Personaje absolutamente memorable y conmovedor (realzado por la magistral caracterización de Quinn), Chávez se sitúa en un espacio intermedio entre la inconsciente inocencia de los más pequeños y la vileza e hipocresía del mundo civilizado, representado en primer término por el capitán del velero (Kenneth J. Warren), dispuesto a sacrificar la vida de sus jóvenes pasajeros antes que revelar a los piratas la ubicación del dinero que transporta (“¿Qué clase de hombre es? ¡Un asesino!”, le espeta atónito el protagonista a su prisionero después verse obligado a  ordenar disparar contra el camarote en donde se encuentran los pequeños rehenes – no sin antes haberse asegurado de que éstos permanezcan agachados para no sufrir ningún daño).

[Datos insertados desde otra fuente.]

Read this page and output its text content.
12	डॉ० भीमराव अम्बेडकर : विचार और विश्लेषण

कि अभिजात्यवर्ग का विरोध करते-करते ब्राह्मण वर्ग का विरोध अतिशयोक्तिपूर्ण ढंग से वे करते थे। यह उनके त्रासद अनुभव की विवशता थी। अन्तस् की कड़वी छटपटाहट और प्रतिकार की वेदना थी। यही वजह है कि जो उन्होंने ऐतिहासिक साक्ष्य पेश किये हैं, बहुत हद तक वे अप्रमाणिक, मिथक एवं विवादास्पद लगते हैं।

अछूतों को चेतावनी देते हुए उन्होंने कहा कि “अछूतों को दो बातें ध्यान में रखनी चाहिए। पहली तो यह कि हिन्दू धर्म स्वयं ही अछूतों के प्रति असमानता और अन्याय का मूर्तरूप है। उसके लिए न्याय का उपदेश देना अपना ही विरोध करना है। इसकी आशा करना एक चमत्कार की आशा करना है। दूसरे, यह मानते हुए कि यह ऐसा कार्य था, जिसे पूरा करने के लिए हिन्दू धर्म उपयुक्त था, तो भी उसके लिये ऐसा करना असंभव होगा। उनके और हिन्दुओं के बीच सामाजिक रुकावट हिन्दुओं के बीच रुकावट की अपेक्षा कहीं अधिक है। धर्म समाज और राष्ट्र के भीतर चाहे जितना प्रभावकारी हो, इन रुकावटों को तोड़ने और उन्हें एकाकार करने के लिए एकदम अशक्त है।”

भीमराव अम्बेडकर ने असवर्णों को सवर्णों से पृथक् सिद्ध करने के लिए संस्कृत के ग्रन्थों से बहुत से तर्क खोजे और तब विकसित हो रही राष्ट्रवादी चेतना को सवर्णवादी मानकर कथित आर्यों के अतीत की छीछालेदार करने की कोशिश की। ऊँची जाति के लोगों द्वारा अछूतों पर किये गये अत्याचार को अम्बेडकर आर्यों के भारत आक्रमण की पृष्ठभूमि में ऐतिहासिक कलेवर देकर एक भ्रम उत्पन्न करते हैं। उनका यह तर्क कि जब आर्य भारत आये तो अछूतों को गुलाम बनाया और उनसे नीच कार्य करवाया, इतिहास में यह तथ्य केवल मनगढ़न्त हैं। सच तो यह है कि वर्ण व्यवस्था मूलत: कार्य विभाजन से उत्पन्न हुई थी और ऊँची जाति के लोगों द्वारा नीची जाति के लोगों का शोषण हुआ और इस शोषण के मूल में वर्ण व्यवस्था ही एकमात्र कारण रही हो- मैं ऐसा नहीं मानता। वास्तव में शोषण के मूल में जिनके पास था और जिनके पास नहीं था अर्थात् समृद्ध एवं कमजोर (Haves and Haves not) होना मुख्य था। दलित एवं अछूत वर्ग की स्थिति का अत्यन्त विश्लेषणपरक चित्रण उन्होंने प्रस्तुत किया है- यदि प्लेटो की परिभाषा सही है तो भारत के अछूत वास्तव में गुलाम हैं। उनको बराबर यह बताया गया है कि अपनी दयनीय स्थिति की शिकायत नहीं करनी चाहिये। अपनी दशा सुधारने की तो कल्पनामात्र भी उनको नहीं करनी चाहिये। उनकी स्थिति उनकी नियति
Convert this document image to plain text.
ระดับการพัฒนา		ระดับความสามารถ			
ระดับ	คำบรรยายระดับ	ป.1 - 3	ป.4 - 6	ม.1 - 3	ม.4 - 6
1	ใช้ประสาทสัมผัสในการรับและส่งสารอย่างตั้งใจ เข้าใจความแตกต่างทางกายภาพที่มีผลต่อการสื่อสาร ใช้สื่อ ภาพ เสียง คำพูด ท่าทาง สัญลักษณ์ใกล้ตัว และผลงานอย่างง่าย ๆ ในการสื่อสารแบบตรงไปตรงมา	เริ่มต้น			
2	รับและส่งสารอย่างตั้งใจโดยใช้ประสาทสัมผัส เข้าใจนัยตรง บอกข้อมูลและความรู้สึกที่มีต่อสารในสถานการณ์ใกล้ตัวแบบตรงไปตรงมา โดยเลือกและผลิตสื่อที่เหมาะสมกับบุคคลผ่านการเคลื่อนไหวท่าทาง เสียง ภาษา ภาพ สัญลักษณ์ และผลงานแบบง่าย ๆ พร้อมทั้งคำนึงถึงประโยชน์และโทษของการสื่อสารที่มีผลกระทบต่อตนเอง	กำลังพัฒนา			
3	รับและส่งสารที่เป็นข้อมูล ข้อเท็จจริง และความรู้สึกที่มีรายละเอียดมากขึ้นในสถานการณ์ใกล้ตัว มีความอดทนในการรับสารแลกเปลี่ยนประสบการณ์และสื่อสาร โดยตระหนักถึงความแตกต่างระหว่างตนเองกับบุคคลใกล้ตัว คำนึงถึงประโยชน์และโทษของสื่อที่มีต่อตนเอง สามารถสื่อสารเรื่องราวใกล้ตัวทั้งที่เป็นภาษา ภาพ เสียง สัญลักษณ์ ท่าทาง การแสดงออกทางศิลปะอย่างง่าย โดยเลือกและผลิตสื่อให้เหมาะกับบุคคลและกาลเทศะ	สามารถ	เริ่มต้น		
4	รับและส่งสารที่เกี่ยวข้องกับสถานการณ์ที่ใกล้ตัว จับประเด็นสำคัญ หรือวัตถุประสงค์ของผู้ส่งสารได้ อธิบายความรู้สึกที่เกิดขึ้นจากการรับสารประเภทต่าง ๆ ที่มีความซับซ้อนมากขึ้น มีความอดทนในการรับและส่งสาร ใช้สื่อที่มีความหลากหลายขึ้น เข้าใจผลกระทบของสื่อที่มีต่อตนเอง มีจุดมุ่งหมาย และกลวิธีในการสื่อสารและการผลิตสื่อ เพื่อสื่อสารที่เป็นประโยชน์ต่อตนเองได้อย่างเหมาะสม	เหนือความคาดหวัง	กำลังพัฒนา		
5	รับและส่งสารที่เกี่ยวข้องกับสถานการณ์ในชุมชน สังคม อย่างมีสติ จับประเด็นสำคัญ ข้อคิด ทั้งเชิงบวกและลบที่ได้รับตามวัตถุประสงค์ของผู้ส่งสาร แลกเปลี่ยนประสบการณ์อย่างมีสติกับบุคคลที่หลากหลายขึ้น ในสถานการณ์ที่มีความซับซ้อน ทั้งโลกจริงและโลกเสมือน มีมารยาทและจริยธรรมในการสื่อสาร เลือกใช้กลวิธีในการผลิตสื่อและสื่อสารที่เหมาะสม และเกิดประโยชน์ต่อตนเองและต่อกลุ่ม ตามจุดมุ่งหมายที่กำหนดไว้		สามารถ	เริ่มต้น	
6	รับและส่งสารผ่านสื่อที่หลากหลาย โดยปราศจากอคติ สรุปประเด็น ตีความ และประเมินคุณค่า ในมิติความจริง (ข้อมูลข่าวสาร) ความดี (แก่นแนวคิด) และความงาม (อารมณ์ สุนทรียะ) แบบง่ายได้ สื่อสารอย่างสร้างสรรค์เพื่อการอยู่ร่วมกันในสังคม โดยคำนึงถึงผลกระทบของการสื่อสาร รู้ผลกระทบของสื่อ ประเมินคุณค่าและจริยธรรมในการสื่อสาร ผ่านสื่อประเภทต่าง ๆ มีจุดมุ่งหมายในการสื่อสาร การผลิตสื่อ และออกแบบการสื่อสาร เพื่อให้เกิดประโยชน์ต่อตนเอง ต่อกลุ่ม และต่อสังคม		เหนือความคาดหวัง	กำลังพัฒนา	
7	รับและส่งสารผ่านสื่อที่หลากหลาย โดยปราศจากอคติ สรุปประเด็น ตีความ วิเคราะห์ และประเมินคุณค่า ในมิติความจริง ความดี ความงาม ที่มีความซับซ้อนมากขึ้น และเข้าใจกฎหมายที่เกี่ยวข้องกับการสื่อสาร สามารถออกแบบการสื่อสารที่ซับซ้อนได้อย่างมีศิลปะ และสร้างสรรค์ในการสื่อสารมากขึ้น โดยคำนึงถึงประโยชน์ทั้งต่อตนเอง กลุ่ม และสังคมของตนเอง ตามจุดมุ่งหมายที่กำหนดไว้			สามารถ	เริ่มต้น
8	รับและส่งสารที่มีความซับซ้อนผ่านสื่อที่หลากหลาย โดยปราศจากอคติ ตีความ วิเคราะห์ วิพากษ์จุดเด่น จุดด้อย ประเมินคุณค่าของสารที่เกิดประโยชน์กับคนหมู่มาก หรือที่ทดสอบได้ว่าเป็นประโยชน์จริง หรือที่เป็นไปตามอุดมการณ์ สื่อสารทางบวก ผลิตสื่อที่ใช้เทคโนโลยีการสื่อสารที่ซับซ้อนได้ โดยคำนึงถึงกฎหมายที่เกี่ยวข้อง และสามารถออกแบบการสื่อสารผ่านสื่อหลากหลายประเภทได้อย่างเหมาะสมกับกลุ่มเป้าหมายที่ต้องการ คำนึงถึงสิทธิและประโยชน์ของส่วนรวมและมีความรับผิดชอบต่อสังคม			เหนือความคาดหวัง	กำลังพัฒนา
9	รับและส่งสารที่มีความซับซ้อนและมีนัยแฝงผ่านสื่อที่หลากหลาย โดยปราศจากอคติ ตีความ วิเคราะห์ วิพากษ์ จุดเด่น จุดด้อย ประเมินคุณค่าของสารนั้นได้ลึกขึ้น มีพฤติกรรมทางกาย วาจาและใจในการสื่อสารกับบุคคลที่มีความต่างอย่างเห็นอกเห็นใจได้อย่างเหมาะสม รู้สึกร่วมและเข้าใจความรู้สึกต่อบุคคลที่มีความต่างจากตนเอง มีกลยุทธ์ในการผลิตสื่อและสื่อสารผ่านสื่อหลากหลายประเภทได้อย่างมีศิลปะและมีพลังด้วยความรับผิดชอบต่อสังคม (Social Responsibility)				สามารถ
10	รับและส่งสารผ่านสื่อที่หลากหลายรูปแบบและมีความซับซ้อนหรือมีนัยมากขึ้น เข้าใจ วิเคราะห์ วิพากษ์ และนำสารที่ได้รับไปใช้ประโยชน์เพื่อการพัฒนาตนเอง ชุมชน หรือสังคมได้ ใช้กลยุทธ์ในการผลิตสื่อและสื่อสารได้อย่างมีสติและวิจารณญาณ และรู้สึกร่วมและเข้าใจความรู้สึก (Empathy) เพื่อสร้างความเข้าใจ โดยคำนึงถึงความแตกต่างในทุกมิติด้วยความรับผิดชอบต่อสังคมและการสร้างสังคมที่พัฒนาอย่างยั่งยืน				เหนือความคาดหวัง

Chávez es, en definitiva, el eslabón perdido entre dos mundos antagónicos: un sujeto que se niega a regirse por las perversas normas de “la moral y el orden” del mundo civilizado pero que tan solo puede atisbar la propia inocencia perdida a través de los ojos de la pequeña Emily (Deborah Baxter), tal como advertimos en la espléndida secuencia en la que el protagonista irrumpe a bordo del velero en el momento del abordaje y entrecruza por primera vez su mirada con la de la joven (fotograma 2 - un cruce de miradas que se irá repitiendo – y evolucionando - a lo largo de la película).
 
A partir de la inesperada presencia de los jóvenes pasajeros en el barco pirata (en el que los niños se embarcan como en un juego, sin que Chávez se dé cuenta hasta encontrarse ya en alta mar), el poder destructivo de la inocencia se pone en marcha de manera inexorable y lo que prosigue al principio como un juego, ante la atónita mirada de Chávez (“¿Qué creéis que es esto? ¡Este es un barco serio!”) y su fiel contramaestre Zac (James Coburn), acabará virando hacia un escenario de trágicas consecuencias presagiadas por sucesivos episodios en los que la incauta tripulación observa con estupor cómo los pequeños rehenes acaban convirtiéndose en una auténtica amenaza para su propia subsistencia: la pequeña Laura (Karen Flack), con la melena sobre el rostro, simulando ser un “estupi”, ante la mirada atemorizada del cocinero oriental; Emily, postrada en un sarcófago, jugando a representar un funeral marino (“¡Os burláis de la religión!”, les recrimina Chavez desconcertado, “¡No me gusta, no es bueno!” – fotograma 3); y, por supuesto, el episodio en el que, después de provocar que el mascaron del barco caiga al mar, una de las pequeñas toma el busto que Zac acaba de recuperar (fotograma 4 - magnífico el plano del inquietante rostro de madera sobre la cubierta) y desfila con el mascarón por cabeza, ante la aterrada mirada de los piratas (fotograma 5).
 
“Secuestraron a siete niños. Los degollaron y los arrojaron al mar”, le advierte la dueña del prostíbulo en Tampico (Lila Kedrova) a Chavez acerca de falsas acusaciones que corren sobre su persona cuando éste se dispone a dejar a los pequeños en tierra. Una leyenda negra que acabará con el protagonista en el banco de los acusados, desde el que cruzará una última mirada llena de amor, perdón, reconocimiento y compasión con la joven Emily, justo antes de ser conducido ante el patíbulo (fotograma 6).
 
David Vericat
© cinema esencial (abril 2015)

VÍDEOS: 
Trailer (V.O.I.)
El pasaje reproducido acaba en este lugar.